Note the use of distinct(labcode) above. The data from IntChron usually requires some cleaning; for example, the ORAU and NERC-RF databases contain many duplicate radiocarbon dates. The c14bazAAR package (Schmid, Seidensticker, and Hinz 2019) includes many useful functions for tidying radiocarbon data.

You may find the stratigraphr and rcarbon (Crema and Bevan 2020) packages useful for further analysis of radiocarbon dates in R.

In some situations you might want to access the full records returned by IntChron. Setting tabulate = FALSE will return the raw JSON responses as a named list. See vignette("intchron-api") for some tips on how to work with these objects.

References

Bronk Ramsey, Christopher, Maarten Blaauw, Rebecca Kearney, and Staff, Richard A Staff. 2019. “The Importance of Open Access to Chronological Information: The IntChron Initiative.” Radiocarbon 61 (5): 1–11. https://doi.org/10.1017/RDC.2019.21.

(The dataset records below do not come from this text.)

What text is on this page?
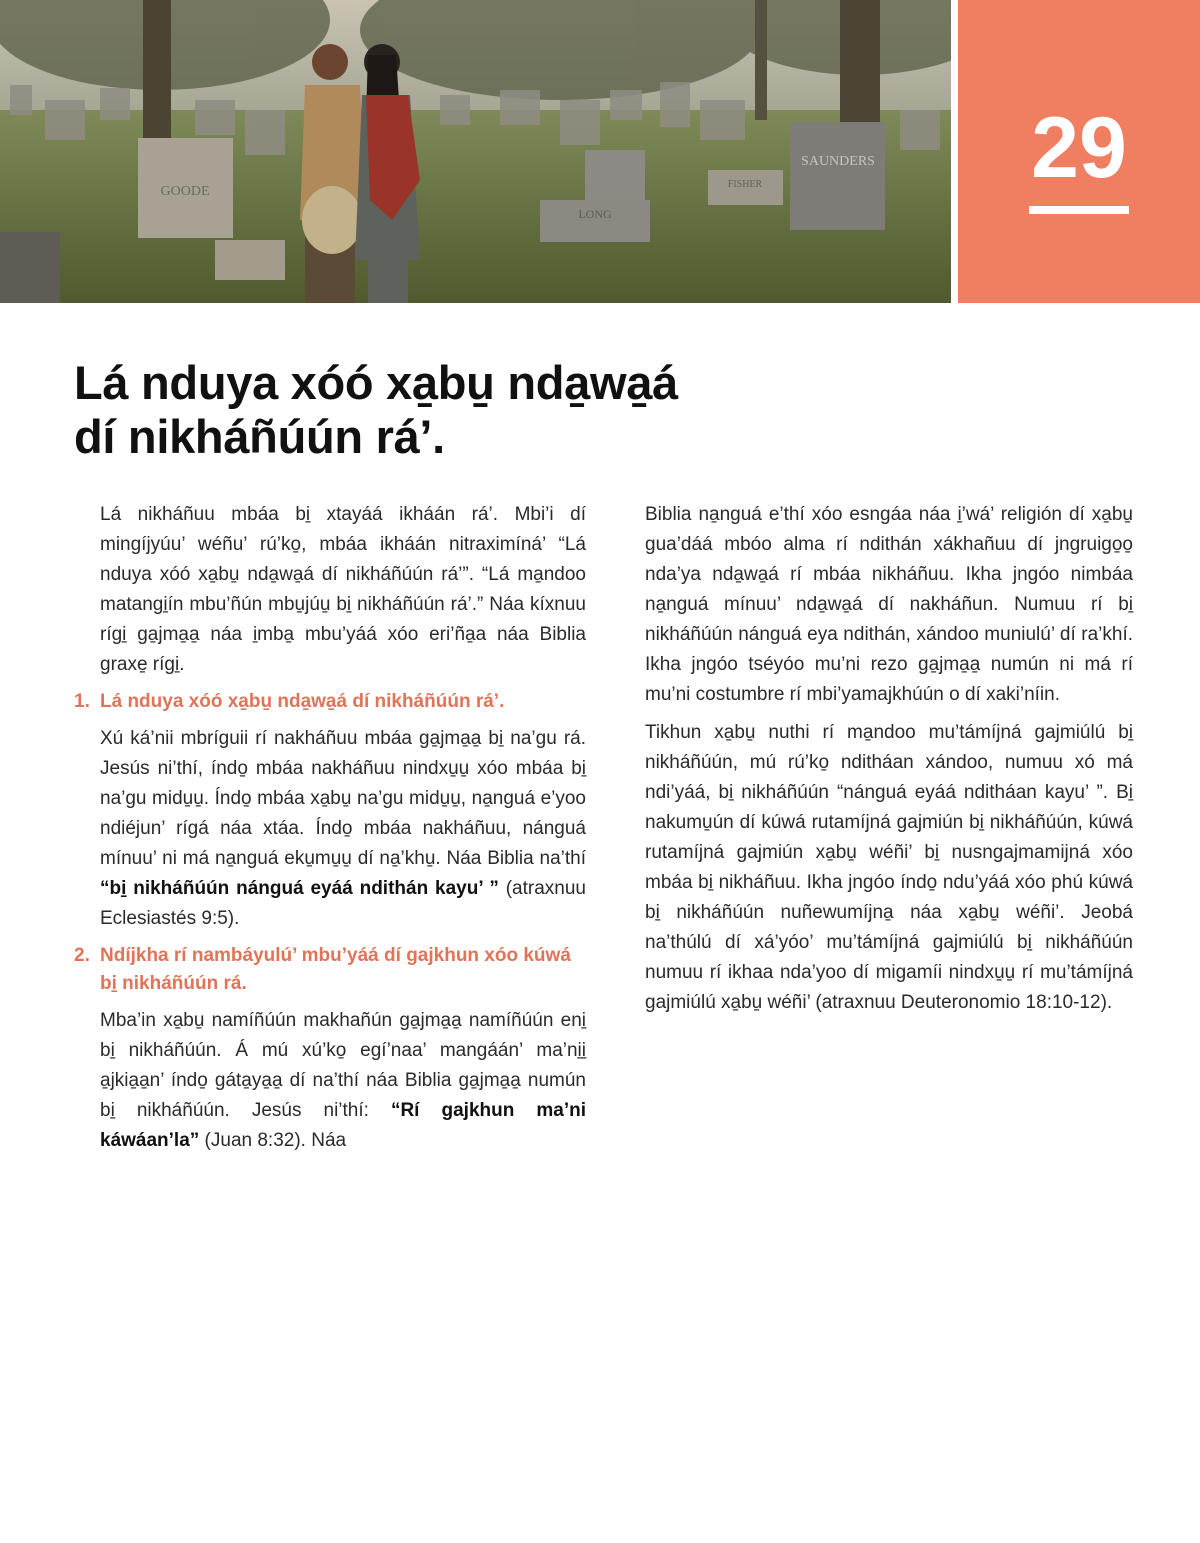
GOODE
LONG
FISHER
SAUNDERS	29
Lá nduya xóó xa̱bu̱ nda̱wa̱á
dí nikháñúún rá’.

Lá nikháñuu mbáa bi̱ xtayáá ikháán rá’. Mbi’i dí mingíjyúu’ wéñu’ rú’ko̱, mbáa ikháán nitraximíná’ “Lá nduya xóó xa̱bu̱ nda̱wa̱á dí nikháñúún rá’”. “Lá ma̱ndoo matangi̱ín mbu’ñún mbu̱júu̱ bi̱ nikháñúún rá’.” Náa kíxnuu rígi̱ ga̱jma̱a̱ náa i̱mba̱ mbu’yáá xóo eri’ña̱a náa Biblia graxe̱ rígi̱.

1. Lá nduya xóó xa̱bu̱ nda̱wa̱á dí nikháñúún rá’.

Xú ká’nii mbríguii rí nakháñuu mbáa ga̱jma̱a̱ bi̱ na’gu rá. Jesús ni’thí, índo̱ mbáa nakháñuu nindxu̱u̱ xóo mbáa bi̱ na’gu midu̱u̱. Índo̱ mbáa xa̱bu̱ na’gu midu̱u̱, na̱nguá e’yoo ndiéjun’ rígá náa xtáa. Índo̱ mbáa nakháñuu, nánguá mínuu’ ni má na̱nguá eku̱mu̱u̱ dí na̱’khu̱. Náa Biblia na’thí “bi̱ nikháñúún nánguá eyáá ndithán kayu’ ” (atraxnuu Eclesiastés 9:5).

2. Ndíjkha rí nambáyulú’ mbu’yáá dí gajkhun xóo kúwá bi̱ nikháñúún rá.

Mba’in xa̱bu̱ namíñúún makhañún ga̱jma̱a̱ namíñúún eni̱ bi̱ nikháñúún. Á mú xú’ko̱ egí’naa’ mangáán’ ma’ni̱i̱ a̱jkia̱a̱n’ índo̱ gáta̱ya̱a̱ dí na’thí náa Biblia ga̱jma̱a̱ numún bi̱ nikháñúún. Jesús ni’thí: “Rí gajkhun ma’ni káwáan’la” (Juan 8:32). Náa

Biblia na̱nguá e’thí xóo esngáa náa i̱’wá’ religión dí xa̱bu̱ gua’dáá mbóo alma rí ndithán xákhañuu dí jngruigo̱o̱ nda’ya nda̱wa̱á rí mbáa nikháñuu. Ikha jngóo nimbáa na̱nguá mínuu’ nda̱wa̱á dí nakháñun. Numuu rí bi̱ nikháñúún nánguá eya ndithán, xándoo muniulú’ dí ra’khí. Ikha jngóo tséyóo mu’ni rezo ga̱jma̱a̱ numún ni má rí mu’ni costumbre rí mbi’yamajkhúún o dí xaki’níin.

Tikhun xa̱bu̱ nuthi rí ma̱ndoo mu’támíjná gajmiúlú bi̱ nikháñúún, mú rú’ko̱ nditháan xándoo, numuu xó má ndi’yáá, bi̱ nikháñúún “nánguá eyáá nditháan kayu’ ”. Bi̱ nakumu̱ún dí kúwá rutamíjná gajmiún bi̱ nikháñúún, kúwá rutamíjná gajmiún xa̱bu̱ wéñi’ bi̱ nusngajmamijná xóo mbáa bi̱ nikháñuu. Ikha jngóo índo̱ ndu’yáá xóo phú kúwá bi̱ nikháñúún nuñewumíjna̱ náa xa̱bu̱ wéñi’. Jeobá na’thúlú dí xá’yóo’ mu’támíjná gajmiúlú bi̱ nikháñúún numuu rí ikhaa nda’yoo dí migamíi nindxu̱u̱ rí mu’támíjná gajmiúlú xa̱bu̱ wéñi’ (atraxnuu Deuteronomio 18:10-12).
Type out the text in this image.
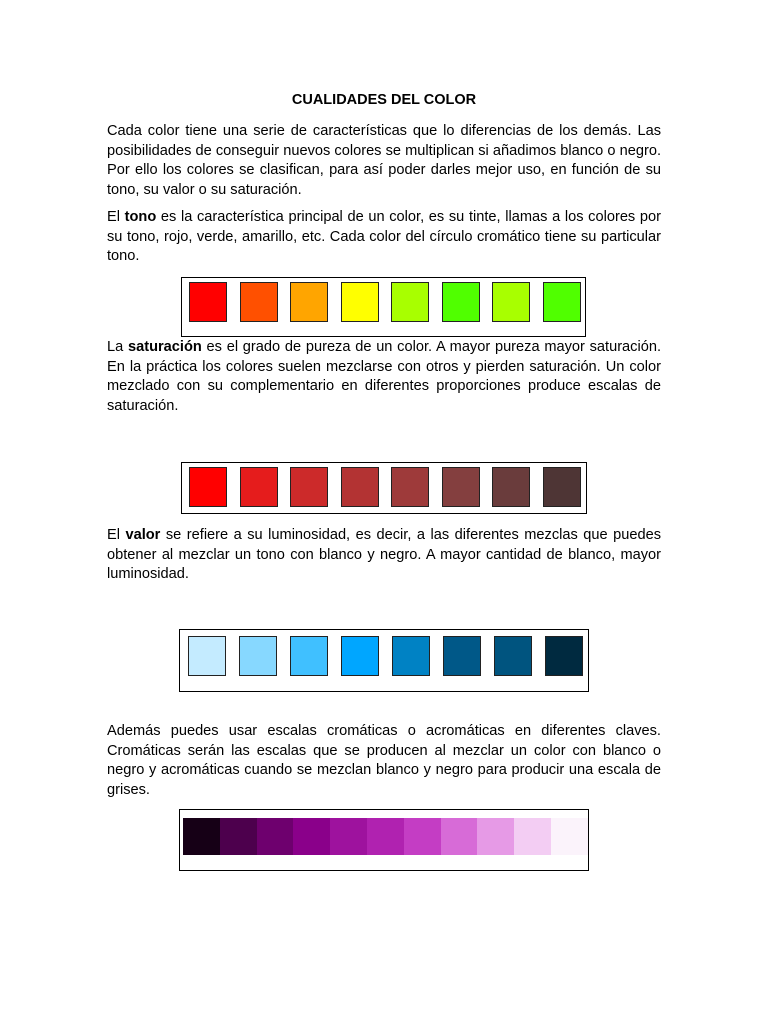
CUALIDADES DEL COLOR

Cada color tiene una serie de características que lo diferencias de los demás. Las posibilidades de conseguir nuevos colores se multiplican si añadimos blanco o negro. Por ello los colores se clasifican, para así poder darles mejor uso, en función de su tono, su valor o su saturación.

El tono es la característica principal de un color, es su tinte, llamas a los colores por su tono, rojo, verde, amarillo, etc. Cada color del círculo cromático tiene su particular tono.

La saturación es el grado de pureza de un color. A mayor pureza mayor saturación. En la práctica los colores suelen mezclarse con otros y pierden saturación. Un color mezclado con su complementario en diferentes proporciones produce escalas de saturación.

El valor se refiere a su luminosidad, es decir, a las diferentes mezclas que puedes obtener al mezclar un tono con blanco y negro. A mayor cantidad de blanco, mayor luminosidad.

Además puedes usar escalas cromáticas o acromáticas en diferentes claves. Cromáticas serán las escalas que se producen al mezclar un color con blanco o negro y acromáticas cuando se mezclan blanco y negro para producir una escala de grises.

Crema, Enrico R, and Andrew Bevan. 2020. “Inference from Large Sets of Radiocarbon Dates: Software and Methods.” Radiocarbon, 1–17. https://doi.org/10.1017/RDC.2020.95.

Schmid, Clemens, Dirk Seidensticker, and Martin Hinz. 2019. “c14bazAAR: An R Package for Downloading and Preparing C14 Dates from Different Source Databases.” Journal of Open Source Software 4 (43): 1914. https://doi.org/10.21105/joss.01914.

There are several reasons for this. First and foremost, it reduces the number of requests a given query has to make to the IntChron API. Querying all hosts isn’t usually necessary because IntChron indexes different types of database (e.g. radiocarbon dates from ORAU, palaeoclimate records from INTIMATE) which are rarely combined in a single analysis. Also, since IntChron is an indexing service, it is designed to include more databases over time, meaning analysis code that is not explicit about which hosts it needs is likely to break or at least become much less efficient in the future. But if you do need to, you can query all hosts by setting host = "all".↩︎